De acordo com a PRM, o crime foi premeditado e executado num contexto de ciúmes descontrolados, um padrão que tem se repetido com frequência alarmante em vários distritos da província. “Infelizmente, estamos a lidar com situações em que o diálogo é substituído pela violência. Pequenas desavenças acabam em tragédia. E o que mais nos preocupa é que, na maioria dos casos, o agressor é alguém próximo da vítima”, lamentou a porta-voz.
O segundo caso, registado em Vilankulo, expõe o outro lado da mesma moeda: a persistência das acusações de feitiçaria como justificativa para crimes brutais. O suspeito, um homem de 52 anos, é acusado de ter agredido a própria mãe até à morte, sob a alegação de que ela praticava feitiçaria e seria a responsável pelos males que o atormentavam.
Nércia Bata explicou que o suspeito foi igualmente detido e deverá responder por homicídio qualificado. “Este indivíduo confessou parcialmente o crime, dizendo que agiu sob raiva e medo de supostas práticas mágicas da mãe. Mas, para nós, trata-se de um ato bárbaro que demonstra até que ponto o obscurantismo ainda destrói famílias”, sublinhou.
A Polícia afirma que continua a reforçar o trabalho de sensibilização comunitária, com o objetivo de desencorajar a justiça pelas próprias mãos e combater as crenças associadas à feitiçaria, que frequentemente terminam em mortes. No entanto, reconhece que o desafio é enorme e exige uma intervenção multidisciplinar.
“Estamos a trabalhar com as lideranças comunitárias, com as igrejas e com o setor da educação, porque não basta punir. É preciso educar e mudar mentalidades”, referiu Bata, frisando que, só em 2025, já foram registados vários homicídios relacionados com acusações infundadas de feitiçaria.
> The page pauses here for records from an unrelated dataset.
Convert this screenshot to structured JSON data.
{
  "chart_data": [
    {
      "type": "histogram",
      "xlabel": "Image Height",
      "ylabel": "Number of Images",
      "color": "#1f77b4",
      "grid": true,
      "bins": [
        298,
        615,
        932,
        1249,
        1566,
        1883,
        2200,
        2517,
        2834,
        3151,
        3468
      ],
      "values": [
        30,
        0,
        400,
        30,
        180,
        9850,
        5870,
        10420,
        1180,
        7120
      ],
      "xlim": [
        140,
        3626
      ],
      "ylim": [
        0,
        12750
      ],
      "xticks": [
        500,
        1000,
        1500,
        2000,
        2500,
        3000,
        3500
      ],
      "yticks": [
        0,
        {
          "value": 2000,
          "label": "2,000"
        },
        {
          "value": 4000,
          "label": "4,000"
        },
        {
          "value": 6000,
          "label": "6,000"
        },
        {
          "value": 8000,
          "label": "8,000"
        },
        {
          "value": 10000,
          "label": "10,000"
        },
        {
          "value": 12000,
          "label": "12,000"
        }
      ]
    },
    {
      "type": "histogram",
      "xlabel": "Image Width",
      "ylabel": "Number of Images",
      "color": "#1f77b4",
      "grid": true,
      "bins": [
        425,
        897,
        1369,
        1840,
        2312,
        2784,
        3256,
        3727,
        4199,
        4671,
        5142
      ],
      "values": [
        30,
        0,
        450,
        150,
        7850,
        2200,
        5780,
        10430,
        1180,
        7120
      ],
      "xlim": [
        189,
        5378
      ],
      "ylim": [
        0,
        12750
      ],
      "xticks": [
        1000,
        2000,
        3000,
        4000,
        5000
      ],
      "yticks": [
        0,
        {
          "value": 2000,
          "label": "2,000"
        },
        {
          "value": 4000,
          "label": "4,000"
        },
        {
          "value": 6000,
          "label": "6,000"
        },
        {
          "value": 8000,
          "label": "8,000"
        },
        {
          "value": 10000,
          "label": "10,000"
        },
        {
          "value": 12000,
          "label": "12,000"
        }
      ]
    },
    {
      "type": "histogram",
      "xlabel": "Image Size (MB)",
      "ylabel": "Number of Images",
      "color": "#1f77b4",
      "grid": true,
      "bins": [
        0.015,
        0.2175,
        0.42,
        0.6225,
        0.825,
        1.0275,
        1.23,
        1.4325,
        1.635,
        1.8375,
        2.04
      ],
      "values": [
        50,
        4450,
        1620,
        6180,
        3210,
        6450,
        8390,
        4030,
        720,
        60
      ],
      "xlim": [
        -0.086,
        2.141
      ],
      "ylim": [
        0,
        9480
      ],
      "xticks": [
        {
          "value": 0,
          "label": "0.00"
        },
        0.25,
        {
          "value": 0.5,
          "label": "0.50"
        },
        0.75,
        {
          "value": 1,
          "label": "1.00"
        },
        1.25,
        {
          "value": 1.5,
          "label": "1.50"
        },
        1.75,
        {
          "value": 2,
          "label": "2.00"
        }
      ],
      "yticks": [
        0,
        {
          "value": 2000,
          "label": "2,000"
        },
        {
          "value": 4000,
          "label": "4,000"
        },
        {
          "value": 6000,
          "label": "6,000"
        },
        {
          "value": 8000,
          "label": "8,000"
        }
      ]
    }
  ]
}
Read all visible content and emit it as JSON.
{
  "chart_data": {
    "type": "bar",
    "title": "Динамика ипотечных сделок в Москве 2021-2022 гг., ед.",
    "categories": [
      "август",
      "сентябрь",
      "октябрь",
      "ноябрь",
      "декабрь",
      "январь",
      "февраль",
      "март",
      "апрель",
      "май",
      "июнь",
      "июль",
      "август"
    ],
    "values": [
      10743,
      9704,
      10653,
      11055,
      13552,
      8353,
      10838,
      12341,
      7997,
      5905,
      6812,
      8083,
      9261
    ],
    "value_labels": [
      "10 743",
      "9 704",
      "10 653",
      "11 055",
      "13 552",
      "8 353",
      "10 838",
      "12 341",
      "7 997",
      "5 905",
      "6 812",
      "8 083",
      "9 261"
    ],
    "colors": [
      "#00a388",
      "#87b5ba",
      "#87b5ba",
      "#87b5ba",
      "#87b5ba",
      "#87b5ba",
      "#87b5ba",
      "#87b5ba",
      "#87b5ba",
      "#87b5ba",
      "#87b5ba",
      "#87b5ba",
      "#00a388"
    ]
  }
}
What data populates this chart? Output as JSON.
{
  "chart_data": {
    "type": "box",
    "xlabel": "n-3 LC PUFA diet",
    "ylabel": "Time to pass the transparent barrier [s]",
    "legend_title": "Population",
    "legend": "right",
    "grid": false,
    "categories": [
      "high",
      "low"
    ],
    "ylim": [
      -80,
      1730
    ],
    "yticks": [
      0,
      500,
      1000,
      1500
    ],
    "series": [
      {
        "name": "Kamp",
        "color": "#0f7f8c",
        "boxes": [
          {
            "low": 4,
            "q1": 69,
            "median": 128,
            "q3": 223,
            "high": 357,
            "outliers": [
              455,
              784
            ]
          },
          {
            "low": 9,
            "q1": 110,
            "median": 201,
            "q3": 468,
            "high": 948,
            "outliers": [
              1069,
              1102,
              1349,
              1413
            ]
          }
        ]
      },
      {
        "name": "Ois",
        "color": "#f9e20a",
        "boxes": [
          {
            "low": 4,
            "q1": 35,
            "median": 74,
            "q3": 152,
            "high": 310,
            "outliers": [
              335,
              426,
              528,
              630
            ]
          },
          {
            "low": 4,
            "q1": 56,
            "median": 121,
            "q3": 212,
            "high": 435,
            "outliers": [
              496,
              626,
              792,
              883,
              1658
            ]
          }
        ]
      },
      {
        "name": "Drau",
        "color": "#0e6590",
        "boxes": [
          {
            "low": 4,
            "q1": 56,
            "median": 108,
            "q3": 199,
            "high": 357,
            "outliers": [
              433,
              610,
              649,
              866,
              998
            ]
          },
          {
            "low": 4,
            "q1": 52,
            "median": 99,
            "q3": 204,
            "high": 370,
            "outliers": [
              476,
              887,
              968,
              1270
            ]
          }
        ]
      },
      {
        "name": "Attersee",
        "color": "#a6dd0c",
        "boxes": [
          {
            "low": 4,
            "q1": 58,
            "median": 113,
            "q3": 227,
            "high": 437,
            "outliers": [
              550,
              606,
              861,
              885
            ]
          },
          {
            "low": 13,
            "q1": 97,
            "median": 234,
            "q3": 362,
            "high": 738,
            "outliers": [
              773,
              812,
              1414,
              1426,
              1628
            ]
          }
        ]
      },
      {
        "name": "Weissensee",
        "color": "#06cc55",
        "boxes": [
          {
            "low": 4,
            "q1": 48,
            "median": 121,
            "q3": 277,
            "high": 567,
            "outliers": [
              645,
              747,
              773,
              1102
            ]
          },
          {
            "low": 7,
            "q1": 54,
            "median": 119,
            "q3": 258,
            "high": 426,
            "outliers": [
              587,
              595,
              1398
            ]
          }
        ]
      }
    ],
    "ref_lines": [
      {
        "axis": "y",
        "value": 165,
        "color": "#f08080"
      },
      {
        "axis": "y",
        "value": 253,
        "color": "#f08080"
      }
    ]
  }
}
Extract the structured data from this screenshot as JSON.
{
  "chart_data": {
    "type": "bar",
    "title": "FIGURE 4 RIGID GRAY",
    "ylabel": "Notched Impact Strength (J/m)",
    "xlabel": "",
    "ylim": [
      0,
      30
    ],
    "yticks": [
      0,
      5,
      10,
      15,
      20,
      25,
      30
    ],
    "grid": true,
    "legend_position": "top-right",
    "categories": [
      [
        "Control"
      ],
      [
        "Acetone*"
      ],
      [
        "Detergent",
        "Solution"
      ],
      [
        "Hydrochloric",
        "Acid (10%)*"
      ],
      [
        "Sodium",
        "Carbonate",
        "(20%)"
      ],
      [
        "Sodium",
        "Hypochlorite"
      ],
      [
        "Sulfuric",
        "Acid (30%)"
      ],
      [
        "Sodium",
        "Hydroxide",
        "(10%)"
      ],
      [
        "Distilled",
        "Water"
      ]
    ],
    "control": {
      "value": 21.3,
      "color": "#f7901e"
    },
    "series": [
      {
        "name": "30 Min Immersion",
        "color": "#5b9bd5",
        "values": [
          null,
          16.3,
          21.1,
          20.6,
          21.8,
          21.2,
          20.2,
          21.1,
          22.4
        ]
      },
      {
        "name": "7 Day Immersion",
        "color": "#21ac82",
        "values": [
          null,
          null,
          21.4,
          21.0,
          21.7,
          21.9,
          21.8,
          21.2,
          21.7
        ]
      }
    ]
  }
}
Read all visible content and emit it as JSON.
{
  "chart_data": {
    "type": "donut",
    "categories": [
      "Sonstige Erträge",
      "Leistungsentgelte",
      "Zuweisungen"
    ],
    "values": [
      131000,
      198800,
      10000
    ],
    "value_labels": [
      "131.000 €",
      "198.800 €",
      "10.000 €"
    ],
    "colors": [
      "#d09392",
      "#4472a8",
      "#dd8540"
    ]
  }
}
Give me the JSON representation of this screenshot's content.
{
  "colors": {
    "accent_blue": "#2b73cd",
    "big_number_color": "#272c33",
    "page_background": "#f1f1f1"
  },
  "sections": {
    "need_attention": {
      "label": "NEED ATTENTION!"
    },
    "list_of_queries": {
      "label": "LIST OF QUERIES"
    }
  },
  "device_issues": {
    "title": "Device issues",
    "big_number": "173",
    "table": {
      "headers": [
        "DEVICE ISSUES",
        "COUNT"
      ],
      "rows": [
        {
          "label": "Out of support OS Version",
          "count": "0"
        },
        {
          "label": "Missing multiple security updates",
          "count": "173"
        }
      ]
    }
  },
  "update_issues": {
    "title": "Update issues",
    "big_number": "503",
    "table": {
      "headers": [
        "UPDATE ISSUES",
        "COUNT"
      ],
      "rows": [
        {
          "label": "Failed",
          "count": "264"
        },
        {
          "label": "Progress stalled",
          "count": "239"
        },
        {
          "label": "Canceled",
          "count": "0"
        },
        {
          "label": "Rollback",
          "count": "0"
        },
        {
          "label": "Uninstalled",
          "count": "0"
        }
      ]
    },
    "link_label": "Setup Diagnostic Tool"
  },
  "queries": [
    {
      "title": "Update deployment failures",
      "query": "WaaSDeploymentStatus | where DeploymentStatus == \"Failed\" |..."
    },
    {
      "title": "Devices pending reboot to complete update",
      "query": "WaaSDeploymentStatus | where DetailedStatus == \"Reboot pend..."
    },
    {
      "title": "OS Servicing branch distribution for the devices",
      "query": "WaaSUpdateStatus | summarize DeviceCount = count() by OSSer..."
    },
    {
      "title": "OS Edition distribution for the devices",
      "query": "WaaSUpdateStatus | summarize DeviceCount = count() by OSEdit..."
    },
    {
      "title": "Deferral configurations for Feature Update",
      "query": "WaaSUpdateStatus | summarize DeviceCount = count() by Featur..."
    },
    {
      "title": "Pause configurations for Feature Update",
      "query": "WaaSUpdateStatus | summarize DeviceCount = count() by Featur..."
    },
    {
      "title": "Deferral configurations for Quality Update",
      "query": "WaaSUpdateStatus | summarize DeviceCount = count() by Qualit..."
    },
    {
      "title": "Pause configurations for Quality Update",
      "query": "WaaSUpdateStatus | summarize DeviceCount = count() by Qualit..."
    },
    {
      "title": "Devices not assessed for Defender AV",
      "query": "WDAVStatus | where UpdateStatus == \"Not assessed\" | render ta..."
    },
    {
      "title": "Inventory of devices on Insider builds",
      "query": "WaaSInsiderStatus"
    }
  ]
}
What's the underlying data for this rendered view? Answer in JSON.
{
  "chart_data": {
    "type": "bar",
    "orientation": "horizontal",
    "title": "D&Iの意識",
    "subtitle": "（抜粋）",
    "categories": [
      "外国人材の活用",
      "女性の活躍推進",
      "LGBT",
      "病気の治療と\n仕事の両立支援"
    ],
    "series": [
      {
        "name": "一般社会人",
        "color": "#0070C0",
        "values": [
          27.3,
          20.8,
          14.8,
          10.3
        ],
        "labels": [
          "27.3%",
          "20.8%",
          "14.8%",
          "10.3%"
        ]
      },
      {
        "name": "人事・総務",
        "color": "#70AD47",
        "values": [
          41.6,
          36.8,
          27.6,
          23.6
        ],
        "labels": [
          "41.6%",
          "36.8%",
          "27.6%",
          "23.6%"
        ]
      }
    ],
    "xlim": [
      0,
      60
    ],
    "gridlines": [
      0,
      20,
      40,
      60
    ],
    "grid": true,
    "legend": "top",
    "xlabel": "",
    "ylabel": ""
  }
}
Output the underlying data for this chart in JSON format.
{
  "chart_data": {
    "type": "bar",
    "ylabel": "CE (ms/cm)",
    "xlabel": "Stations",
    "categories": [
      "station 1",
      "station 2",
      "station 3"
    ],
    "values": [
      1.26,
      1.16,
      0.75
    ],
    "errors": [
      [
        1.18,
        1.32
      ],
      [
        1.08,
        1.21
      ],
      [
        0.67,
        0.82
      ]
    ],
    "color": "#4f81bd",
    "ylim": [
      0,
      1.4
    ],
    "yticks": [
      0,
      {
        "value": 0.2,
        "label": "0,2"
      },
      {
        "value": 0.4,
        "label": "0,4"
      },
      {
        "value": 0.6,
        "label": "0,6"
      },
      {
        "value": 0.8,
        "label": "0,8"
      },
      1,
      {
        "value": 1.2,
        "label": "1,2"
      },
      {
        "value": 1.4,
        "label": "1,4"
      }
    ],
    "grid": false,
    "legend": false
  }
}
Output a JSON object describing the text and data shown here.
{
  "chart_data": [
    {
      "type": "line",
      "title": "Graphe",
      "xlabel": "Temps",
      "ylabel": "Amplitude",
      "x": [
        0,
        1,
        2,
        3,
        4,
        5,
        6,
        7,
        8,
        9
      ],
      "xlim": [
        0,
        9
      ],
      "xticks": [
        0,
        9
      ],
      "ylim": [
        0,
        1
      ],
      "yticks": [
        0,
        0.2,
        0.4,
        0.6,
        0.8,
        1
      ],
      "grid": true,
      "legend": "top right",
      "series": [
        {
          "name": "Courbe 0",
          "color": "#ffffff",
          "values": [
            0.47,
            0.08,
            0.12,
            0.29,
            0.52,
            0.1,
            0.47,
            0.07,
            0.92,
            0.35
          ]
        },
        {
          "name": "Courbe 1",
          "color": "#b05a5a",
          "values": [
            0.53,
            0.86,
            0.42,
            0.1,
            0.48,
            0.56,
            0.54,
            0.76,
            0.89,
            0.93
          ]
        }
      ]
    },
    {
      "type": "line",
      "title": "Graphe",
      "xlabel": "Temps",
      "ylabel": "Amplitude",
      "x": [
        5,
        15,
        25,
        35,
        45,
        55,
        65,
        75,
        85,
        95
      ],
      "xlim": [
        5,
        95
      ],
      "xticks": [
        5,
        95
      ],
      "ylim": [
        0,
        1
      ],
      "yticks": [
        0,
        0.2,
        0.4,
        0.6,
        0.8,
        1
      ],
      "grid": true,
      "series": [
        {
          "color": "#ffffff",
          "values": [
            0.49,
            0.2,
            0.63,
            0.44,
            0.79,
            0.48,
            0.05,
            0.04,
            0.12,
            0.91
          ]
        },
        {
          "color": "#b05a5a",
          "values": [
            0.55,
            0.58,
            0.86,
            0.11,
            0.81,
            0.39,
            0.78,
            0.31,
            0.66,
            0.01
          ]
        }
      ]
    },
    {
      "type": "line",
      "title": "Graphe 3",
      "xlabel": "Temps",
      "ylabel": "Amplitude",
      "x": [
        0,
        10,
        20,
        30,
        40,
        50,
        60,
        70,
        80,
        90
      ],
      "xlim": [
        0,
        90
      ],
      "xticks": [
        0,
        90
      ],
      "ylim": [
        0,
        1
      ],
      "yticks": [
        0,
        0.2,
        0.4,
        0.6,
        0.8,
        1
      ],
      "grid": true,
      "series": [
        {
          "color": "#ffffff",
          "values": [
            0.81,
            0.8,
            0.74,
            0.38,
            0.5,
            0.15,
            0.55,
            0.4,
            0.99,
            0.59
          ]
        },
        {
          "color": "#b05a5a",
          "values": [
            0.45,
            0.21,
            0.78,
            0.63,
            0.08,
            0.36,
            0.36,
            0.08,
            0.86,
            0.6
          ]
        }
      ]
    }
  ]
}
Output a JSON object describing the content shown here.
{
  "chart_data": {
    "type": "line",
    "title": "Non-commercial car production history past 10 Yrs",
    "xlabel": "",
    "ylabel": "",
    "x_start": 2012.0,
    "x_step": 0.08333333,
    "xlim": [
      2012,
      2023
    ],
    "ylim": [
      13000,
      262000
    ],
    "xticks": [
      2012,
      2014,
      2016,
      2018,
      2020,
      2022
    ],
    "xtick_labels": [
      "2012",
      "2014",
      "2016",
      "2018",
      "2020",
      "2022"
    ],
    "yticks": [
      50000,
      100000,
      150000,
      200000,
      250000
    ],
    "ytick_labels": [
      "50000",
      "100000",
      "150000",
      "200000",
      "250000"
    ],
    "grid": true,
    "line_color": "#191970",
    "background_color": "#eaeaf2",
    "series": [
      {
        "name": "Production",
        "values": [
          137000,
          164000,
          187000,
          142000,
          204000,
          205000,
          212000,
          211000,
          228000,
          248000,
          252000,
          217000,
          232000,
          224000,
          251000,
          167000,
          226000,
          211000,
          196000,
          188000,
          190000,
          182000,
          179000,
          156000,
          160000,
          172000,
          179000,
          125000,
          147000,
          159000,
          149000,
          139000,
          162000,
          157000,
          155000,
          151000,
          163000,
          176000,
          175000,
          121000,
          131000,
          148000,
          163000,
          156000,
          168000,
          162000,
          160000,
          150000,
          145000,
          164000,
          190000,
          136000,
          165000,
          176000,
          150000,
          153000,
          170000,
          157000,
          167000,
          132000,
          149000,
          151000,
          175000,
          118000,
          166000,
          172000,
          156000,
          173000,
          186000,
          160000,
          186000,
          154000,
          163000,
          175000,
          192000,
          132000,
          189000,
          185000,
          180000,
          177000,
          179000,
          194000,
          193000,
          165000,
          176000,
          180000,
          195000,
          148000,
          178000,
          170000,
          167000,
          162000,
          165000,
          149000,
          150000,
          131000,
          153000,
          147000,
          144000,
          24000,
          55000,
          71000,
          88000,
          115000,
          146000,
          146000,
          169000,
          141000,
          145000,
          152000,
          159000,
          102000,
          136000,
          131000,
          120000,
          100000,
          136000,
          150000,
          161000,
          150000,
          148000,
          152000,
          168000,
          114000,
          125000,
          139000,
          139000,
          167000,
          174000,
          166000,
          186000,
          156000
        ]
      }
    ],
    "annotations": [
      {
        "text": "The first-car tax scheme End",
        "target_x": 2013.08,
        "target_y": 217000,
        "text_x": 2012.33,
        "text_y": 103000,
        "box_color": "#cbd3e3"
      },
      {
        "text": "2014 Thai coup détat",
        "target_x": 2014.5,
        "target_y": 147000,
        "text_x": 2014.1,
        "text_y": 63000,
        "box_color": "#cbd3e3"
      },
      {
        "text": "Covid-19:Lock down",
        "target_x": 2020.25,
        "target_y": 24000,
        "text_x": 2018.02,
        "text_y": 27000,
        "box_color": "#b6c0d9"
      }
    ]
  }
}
As estatísticas mais recentes do Serviço Nacional de Investigação Criminal (SERNIC) revelam que Inhambane é uma das províncias com maior incidência de homicídios do país, com uma média de uma morte violenta a cada dois dias. A maioria dos casos está ligada a disputas familiares, desentendimentos amorosos e crenças tradicionais.
Fontes comunitárias ouvidas pelo O País afirmam que a pobreza, o consumo excessivo de álcool e a falta de mecanismos de mediação social têm contribuído para o agravamento da situação. Em zonas rurais, a crença de que doenças, infertilidade ou infortúnios resultam de feitiçaria continua profundamente enraizada, levando a linchamentos e execuções sumárias.
Entretanto, organizações da sociedade civil pedem uma atuação mais firme do Estado, combinando a repressão penal com campanhas educativas contínuas. “Precisamos de um trabalho intenso de consciencialização, sobretudo nas comunidades rurais, onde a ignorância e o medo ainda são usados como armas de destruição”, comentou um ativista local.
Os dois casos mais recentes, embora separados por poucos dias e por dezenas de quilómetros, partilham uma mensagem inquietante: Inhambane, a província outrora conhecida pela sua tranquilidade e hospitalidade, está a viver um ciclo de violência doméstica e homicídios que desafia as autoridades e destrói famílias.
Para a PRM, o combate a esta onda sangrenta exige mais do que prisões — exige uma mudança cultural profunda. “Não podemos continuar a assistir a vidas perdidas por ciúmes ou superstição. A violência nunca é solução. O que precisamos é de diálogo, empatia e respeito pela vida”, concluiu Nércia Bata.